My Education: A Book of Dreams (1995) () is the final novel by William S. Burroughs to be published before his death in 1997. It is a collection of dreams, taken from various decades, along with a few comments about the War on Drugs and paragraphs created with the cut-up technique. The book is dedicated to Michael Emerton (January 18, 1966 - November 4, 1992).

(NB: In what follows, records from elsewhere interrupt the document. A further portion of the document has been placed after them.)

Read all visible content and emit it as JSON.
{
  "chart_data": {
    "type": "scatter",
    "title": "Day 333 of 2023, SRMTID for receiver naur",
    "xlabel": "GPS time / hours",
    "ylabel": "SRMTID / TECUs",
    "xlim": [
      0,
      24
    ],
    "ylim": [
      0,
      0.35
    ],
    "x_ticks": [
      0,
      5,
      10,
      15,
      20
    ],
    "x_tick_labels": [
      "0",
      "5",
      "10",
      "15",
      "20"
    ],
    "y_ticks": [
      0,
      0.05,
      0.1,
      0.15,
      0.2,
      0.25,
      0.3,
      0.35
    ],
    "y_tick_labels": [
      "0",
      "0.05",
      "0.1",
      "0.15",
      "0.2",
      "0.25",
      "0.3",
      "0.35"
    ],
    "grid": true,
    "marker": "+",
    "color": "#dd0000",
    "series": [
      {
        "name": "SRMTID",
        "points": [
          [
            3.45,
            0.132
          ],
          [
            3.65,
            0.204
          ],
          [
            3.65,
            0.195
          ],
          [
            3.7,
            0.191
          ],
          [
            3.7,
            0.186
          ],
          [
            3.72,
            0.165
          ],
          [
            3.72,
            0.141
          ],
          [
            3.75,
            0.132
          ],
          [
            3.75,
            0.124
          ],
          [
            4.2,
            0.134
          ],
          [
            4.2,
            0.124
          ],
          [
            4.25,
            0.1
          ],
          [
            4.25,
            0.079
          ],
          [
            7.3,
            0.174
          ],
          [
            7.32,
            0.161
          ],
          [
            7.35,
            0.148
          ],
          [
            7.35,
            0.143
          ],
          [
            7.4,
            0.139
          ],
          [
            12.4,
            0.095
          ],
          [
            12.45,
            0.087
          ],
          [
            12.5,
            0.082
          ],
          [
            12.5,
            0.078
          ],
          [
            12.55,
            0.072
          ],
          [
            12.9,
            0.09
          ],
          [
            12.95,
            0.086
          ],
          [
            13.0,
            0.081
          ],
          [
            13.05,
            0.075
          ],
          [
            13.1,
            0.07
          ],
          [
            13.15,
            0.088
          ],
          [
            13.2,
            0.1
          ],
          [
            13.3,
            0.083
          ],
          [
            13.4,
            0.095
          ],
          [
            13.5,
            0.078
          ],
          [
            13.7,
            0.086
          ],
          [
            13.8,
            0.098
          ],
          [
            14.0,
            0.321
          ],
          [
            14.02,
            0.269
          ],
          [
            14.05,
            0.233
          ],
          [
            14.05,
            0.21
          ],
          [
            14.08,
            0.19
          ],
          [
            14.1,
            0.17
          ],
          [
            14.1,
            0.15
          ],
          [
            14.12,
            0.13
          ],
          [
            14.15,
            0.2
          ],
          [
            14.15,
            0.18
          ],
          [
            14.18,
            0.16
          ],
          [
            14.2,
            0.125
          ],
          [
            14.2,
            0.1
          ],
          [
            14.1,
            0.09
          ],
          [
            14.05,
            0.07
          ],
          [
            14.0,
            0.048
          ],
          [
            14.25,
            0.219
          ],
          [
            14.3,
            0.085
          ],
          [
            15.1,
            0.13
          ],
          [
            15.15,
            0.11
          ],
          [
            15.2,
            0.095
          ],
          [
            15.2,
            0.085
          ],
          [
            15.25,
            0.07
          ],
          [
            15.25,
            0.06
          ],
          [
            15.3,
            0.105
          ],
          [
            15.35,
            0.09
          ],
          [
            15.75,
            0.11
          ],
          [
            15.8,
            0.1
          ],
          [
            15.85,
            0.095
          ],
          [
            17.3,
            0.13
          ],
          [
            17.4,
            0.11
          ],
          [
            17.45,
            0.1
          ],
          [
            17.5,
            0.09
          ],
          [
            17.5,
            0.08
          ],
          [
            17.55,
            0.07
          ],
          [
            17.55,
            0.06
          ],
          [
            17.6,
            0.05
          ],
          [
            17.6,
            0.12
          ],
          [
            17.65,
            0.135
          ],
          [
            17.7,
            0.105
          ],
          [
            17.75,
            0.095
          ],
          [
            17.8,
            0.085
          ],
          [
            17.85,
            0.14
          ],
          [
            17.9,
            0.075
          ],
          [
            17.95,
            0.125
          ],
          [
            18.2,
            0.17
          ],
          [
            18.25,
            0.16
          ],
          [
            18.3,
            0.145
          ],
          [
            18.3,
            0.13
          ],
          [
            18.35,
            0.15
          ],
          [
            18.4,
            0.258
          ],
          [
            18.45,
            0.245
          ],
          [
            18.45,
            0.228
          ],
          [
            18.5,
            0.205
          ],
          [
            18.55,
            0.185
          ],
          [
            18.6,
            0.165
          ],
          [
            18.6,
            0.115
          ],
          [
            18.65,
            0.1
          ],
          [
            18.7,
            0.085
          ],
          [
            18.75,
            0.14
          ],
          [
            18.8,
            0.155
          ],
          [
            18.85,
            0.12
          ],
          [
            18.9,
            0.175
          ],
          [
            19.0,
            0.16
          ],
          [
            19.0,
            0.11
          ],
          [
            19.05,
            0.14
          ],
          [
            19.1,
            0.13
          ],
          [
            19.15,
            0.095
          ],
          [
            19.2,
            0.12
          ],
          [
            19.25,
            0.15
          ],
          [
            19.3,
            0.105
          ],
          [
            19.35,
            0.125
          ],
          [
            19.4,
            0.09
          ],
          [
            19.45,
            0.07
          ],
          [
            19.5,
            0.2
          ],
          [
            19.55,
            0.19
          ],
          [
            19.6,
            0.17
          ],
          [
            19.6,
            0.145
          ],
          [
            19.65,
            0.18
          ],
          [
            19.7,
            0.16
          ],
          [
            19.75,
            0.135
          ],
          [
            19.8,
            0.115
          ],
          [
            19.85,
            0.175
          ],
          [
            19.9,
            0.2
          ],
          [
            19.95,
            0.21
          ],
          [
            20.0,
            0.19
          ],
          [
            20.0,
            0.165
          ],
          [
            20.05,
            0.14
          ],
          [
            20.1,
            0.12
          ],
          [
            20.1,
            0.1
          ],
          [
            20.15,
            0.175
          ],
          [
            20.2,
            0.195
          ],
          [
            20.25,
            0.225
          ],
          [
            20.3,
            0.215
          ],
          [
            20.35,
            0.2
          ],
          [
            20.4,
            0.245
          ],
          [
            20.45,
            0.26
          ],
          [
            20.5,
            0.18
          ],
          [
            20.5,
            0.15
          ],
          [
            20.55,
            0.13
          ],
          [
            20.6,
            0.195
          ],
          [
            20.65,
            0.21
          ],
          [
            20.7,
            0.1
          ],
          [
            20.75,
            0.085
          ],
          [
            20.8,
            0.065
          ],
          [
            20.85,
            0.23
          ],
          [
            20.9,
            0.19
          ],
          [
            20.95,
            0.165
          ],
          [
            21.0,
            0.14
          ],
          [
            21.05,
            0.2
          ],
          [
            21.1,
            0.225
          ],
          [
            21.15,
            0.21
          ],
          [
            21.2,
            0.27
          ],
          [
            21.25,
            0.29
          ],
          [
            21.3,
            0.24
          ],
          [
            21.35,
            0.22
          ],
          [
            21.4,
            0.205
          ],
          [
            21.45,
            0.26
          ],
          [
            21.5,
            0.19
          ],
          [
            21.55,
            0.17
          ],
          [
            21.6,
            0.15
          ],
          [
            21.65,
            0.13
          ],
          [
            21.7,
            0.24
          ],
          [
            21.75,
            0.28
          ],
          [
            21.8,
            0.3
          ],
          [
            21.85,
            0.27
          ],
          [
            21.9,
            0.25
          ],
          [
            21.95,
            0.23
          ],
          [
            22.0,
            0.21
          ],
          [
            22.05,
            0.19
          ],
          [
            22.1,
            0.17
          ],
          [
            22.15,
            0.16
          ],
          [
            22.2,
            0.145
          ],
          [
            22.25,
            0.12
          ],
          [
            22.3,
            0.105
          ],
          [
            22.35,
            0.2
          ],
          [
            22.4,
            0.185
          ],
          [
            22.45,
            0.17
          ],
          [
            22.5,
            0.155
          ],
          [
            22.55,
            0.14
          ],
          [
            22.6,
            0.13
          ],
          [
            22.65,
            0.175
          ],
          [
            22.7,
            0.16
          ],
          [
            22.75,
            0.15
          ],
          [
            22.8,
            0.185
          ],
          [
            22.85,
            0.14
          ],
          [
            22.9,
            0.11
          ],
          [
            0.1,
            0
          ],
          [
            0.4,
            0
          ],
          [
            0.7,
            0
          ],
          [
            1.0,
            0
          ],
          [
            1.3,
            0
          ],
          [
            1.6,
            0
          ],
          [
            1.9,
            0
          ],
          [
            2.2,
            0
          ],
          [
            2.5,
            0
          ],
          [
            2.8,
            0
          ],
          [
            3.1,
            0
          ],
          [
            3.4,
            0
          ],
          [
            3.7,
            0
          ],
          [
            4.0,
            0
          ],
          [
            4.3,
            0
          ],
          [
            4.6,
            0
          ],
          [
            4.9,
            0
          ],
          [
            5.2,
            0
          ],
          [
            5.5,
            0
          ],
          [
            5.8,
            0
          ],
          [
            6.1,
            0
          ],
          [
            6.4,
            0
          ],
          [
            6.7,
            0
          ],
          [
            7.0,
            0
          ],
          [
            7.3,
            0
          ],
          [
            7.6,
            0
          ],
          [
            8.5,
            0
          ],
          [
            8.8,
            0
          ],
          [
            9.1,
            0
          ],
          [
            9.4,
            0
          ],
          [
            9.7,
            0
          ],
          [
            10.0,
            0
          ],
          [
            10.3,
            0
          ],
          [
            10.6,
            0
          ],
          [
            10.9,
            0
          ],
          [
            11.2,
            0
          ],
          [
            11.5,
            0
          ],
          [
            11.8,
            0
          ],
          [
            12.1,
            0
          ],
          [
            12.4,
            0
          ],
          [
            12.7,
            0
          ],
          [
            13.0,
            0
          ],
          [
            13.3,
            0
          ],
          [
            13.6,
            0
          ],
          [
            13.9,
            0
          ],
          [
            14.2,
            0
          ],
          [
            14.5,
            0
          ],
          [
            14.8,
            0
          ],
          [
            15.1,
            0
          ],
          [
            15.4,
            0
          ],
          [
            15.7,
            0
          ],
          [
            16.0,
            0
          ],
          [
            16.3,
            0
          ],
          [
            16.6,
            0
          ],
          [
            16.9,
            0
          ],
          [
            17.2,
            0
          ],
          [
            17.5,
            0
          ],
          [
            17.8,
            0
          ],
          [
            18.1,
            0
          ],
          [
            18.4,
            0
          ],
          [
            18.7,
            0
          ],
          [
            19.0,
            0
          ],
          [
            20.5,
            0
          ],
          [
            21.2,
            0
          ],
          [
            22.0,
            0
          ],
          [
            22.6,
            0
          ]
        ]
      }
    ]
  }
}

Explanation of the novel's title
The title is explained in the very first dream, dated 1959: Burroughs is trying to board an airplane, but a woman at the ticket counter "with the cold waxen face of an intergalactic bureaucrat" refuses him passage, informing him, "You haven't had your education yet."

Plot summary

Most of the dreams are concerned with mundane affairs: talking to his friends Ian Sommerville, Allen Ginsberg and Brion Gysin; protecting his cats; trying to get sex, drugs or something to eat. There are flying dreams, erotic suitcase-packing dreams, dreams of being bullied by men in uniforms. There are references to strange drugs such as "Jade" and "Bogomolets Anti-Human Serum 125." In addition, there are other segments which seem unconcerned with dreams at all, such as a chapter where Burroughs instructs the reader on how to create botulism.  There is a place he refers to as the Land of the Dead, which, like Interzone, seems to be a conglomeration of many cities: Tangiers, London, Paris, and others.